Наверное, на дергающиеся глаза, учащенное сердцебиение, и грозящее заикание можно было не обращать особого внимания, когда Лютый вальяжно и неспеша спустился с лестницы веранды на снег и лед своими нагими ступнями, повернувшись ко мне, и, выпрямившись во весь свой огромный рост, так же одним ловким и быстрым движением руки, скинул
Слушайте, вы когда-нибудь думали, что можно подавиться собственным языком?
Вот и я не думала…а как-то получилось это очень быстро и неожиданно, стояло только увидеть это великолепное стройное тело во всей его красе, не прикрытое никакими одеждами, каким бы тонкими они не были.
Аполлон, Давид. и…и кто там еще считался красавчиком в этом мире…просто все дружно рыдали за ближайшим сугробом, раскуривая гашиш с горя, потому что вряд ли кто-то из них мог бы сравниться с этим мужчиной, чье тело являло собой самый совершенный и великолепный экземпляр настоящей грозной мужской красоты и…. размеров!
Нет, не так….РАЗМЕРИЩЕВ!!! И я имею в виду не только размер ноги'!..
— Боже! — я зажмурилась снова, закусывая губы и чувствуя, как задрожали мои ресницы, слыша, едкий смешок, и как всегда колкий, но одновременно ласковый голос Лютого, который едва ли не пропел:
— Что-то не так?
А можно мне линейку и градусник?'….
Все так! Все было настолько ТАК, что в эту самую секунду к дымящемуся сугробу с красавчиками мира сего сейчас незаметно подползали еще и все рыдающие именитые порно актеры мать их!!!..
Все было настолько ТАК, что я почувствовала, как термо белье пропиталась мои потом, прилипая к спине и явно давая понять, что мое бедное тело тоже в шоке, как и глаза, мозг, и все остальное.
Нет, я не была невинной девочкой, хотя и слишком мудреной в плане физических отношений не была так же…моим первым и пока что единственным мужчиной был тот самый позабытый и позаброшенный Алекс, к которому я начинала испытывать с каждым днем всего лишь одно единственное чувство — это стыд за свое поведение и мысли о другом человеке, начиная искренне понимать, что никакой любви между нами не было изначально…так вот. Никого не хотела бы обидеть или унизить, но рядом с размерами и мощью Лютого никто бы даже рядом не валялся'…

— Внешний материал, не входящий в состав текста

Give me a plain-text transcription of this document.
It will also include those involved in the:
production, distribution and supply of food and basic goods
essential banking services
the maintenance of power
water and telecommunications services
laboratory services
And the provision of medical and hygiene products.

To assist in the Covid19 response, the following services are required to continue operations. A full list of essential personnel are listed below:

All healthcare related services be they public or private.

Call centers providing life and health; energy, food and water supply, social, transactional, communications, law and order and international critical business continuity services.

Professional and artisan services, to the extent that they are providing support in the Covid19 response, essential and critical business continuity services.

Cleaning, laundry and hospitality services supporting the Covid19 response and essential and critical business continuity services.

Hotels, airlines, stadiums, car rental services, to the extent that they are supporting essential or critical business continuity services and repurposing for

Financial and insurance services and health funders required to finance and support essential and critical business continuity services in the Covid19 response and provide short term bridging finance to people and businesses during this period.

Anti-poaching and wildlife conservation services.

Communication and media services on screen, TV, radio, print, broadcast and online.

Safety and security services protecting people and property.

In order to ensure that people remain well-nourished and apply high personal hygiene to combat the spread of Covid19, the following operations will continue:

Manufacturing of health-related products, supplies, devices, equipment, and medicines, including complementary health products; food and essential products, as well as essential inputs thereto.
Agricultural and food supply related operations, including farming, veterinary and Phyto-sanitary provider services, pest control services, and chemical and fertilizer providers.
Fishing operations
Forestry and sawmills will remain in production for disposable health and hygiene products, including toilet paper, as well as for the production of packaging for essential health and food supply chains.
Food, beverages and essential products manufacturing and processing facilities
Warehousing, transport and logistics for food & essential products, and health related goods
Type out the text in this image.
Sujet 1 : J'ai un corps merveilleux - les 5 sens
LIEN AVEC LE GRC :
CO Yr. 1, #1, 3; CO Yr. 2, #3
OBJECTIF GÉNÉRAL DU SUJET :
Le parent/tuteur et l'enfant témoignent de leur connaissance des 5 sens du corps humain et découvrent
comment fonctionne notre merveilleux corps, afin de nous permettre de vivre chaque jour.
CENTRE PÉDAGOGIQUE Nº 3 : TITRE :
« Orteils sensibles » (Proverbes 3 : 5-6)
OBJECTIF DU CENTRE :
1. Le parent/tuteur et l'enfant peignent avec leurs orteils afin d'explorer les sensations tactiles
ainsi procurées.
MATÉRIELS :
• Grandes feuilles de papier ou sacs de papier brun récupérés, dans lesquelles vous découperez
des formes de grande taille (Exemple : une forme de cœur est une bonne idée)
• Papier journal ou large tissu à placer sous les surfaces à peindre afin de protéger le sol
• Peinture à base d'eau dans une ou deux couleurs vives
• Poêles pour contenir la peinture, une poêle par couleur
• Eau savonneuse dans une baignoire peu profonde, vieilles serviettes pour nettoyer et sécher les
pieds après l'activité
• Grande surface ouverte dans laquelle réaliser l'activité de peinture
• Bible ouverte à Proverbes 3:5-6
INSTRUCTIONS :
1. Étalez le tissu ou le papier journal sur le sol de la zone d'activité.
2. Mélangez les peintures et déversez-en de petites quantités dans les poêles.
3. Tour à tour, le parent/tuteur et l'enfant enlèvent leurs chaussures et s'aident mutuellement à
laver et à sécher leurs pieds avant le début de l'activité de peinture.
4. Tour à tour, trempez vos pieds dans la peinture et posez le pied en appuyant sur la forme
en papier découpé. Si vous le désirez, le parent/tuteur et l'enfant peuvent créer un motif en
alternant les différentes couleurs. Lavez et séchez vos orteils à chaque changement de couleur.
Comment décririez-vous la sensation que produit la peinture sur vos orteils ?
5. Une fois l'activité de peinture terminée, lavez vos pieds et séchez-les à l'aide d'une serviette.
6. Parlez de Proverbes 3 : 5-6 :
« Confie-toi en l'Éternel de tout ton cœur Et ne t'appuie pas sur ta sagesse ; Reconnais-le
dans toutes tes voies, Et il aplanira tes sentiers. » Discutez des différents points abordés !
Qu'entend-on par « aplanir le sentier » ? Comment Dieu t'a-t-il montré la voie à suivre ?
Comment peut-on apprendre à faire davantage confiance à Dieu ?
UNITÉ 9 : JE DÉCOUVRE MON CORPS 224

Почувствовав, как мое лицо обдал его морозный аромат, я задрожала, боясь открыть глаза и просто опустить ресницы вниз, куда они стремились сами по себе, словно в желании убедиться, что мне всё это не привиделось.
— Уверена, что в прошлый раз достаточно меня исследовала, Золотинка? — его горячее дыхание коснулось моего лица, когда я подняла голову вверх, пытаясь смотреть на него, сквозь лучи яркого солнца, отчего его голубые глаза светились и горели совершенно нереально и так ярко, что становилось больно смотреть в них.
Нет, теперь я не была уверена уже ни в чем! Но деловито откашлялась пару раз, пытаясь вернуть себе голос, чтобы все-равно прохрипеть, выдавая себя с потрохами:
— Уверена…
Я не ожидала, что Лютый вдруг ослепительно улыбнется, чуть дернув бровью, и задержавшись возле сраженной наповал меня еще на пару секунд, просто развернется и спуститься со ступеней снова,
совершенно не смущаясь разгуливать нагишом….хотя. Чего ему смущаться? С таким-то телом!Боже! Какая же у него была улыбка! Мягкая, сладкая, пусть даже чуть лукавая, словно сахарная вата!
Воистину волшебная, потому что у меня прошла в миг икота и дерганье глаза, вот только сердце застонало и в бедрах разлилось тепло, от которого хотелось застонать. И совершенно не помогал в деле успокоения и возвращения моего нормального дыхания и ясных мыслей вид его упругого зада и неимоверно длинных ног, которые вышагивали величественно вперед.
Я снова вздрогнула, едва не пискнув, и поспешно опуская взгляд на снег, когда Лютый обернулся, чтобы усмехнуться от моего вида и сладко проговорить:
— Спускайся уже, Золотника. Нужно выдвигаться.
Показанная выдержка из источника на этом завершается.